A procissão só vai no adro… – Opinião de António Marinho
Publicado em 17 de Fevereiro, 2016

Já se sabia que o Orçamento de Estado de 2016 seria o primeiro, e talvez o mais esperado, “momento da verdade”. Um teste evidente quanto à firmeza da coligação negativa que levou Costa ao poder. A par com esse, contudo, têm vindo a acrescentar-se outros momentos que merecem reflexão, já que patenteiam eventuais focos de desentendimento que podem estar a atentar contra a saúde do governo. E, pior, contra o futuro do país.

Ainda é prematuro falar do desfecho que ocorrerá aquando da votação do orçamento para o presente ano. Mas têm vindo a evidenciar-se muitas situações de desconforto por parte dos partidos da esquerda radical. Aqueles que “socorreram” Costa da possível entrega do poder dentro do seu partido, quando não conseguiu, como o seu antecessor, ganhar eleições, ainda que fosse por poucochinho.

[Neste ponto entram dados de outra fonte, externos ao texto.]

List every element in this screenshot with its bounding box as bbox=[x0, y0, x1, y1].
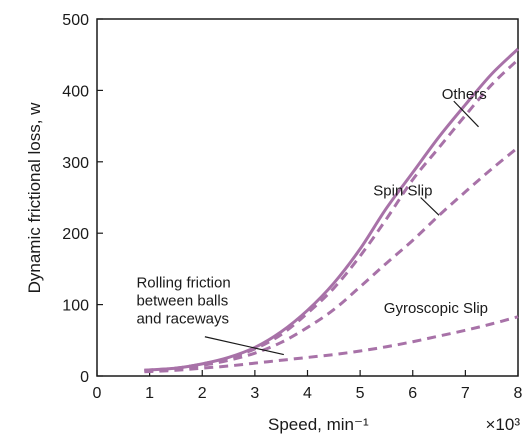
series-layer bbox=[144, 47, 520, 374]
y-tick-label: 100 bbox=[62, 298, 89, 315]
annotation-label: Others bbox=[442, 86, 487, 103]
y-tick-label: 500 bbox=[62, 12, 89, 29]
y-axis-title: Dynamic frictional loss, w bbox=[25, 102, 44, 294]
x-axis-multiplier: ×10³ bbox=[486, 415, 521, 434]
x-tick-label: 0 bbox=[93, 385, 102, 402]
x-axis-title: Speed, min⁻¹ bbox=[268, 415, 369, 434]
annotation-label: Rolling friction between balls and raceway… bbox=[136, 274, 230, 327]
annotations: Others Spin Slip Rolling friction between b… bbox=[136, 86, 488, 356]
x-tick-label: 3 bbox=[250, 385, 259, 402]
x-tick-label: 4 bbox=[303, 385, 312, 402]
x-tick-label: 1 bbox=[145, 385, 154, 402]
series-line-4 bbox=[144, 315, 519, 374]
x-tick-label: 2 bbox=[198, 385, 207, 402]
y-tick-label: 200 bbox=[62, 226, 89, 243]
x-tick-label: 8 bbox=[514, 385, 522, 402]
y-tick-label: 300 bbox=[62, 155, 89, 172]
x-tick-label: 5 bbox=[356, 385, 365, 402]
annotation-leader bbox=[420, 197, 440, 216]
annotation-leader bbox=[453, 100, 479, 128]
y-tick-label: 0 bbox=[80, 369, 89, 386]
annotation-label: Gyroscopic Slip bbox=[384, 300, 488, 317]
x-tick-label: 6 bbox=[408, 385, 417, 402]
annotation-label: Spin Slip bbox=[373, 182, 432, 199]
y-tick-label: 400 bbox=[62, 83, 89, 100]
series-line-3 bbox=[144, 146, 519, 373]
series-line-2 bbox=[144, 58, 520, 372]
annotation-leader bbox=[204, 336, 284, 356]
x-tick-label: 7 bbox=[461, 385, 470, 402]
axes: 0 1 2 3 4 5 6 7 8 0 100 200 300 400 500 bbox=[62, 12, 522, 402]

Até agora são apenas conhecidas envergonhadas reações negativas dos “radicais” aos aumentos dos impostos anunciados e ampliados ao longo da triste novela mexicana em que se transformou a apresentação do orçamento. É óbvia a intenção de tentarem salvar a sua face. Lá vão dizendo que discordam, atirando uma pequena pedra ao governo que ajudaram a criar. Pequena, porque, ao mesmo tempo, e embora de forma pouco coerente, dizem que são capazes de viabilizar os aumentos que afirmam merecer a sua discordância.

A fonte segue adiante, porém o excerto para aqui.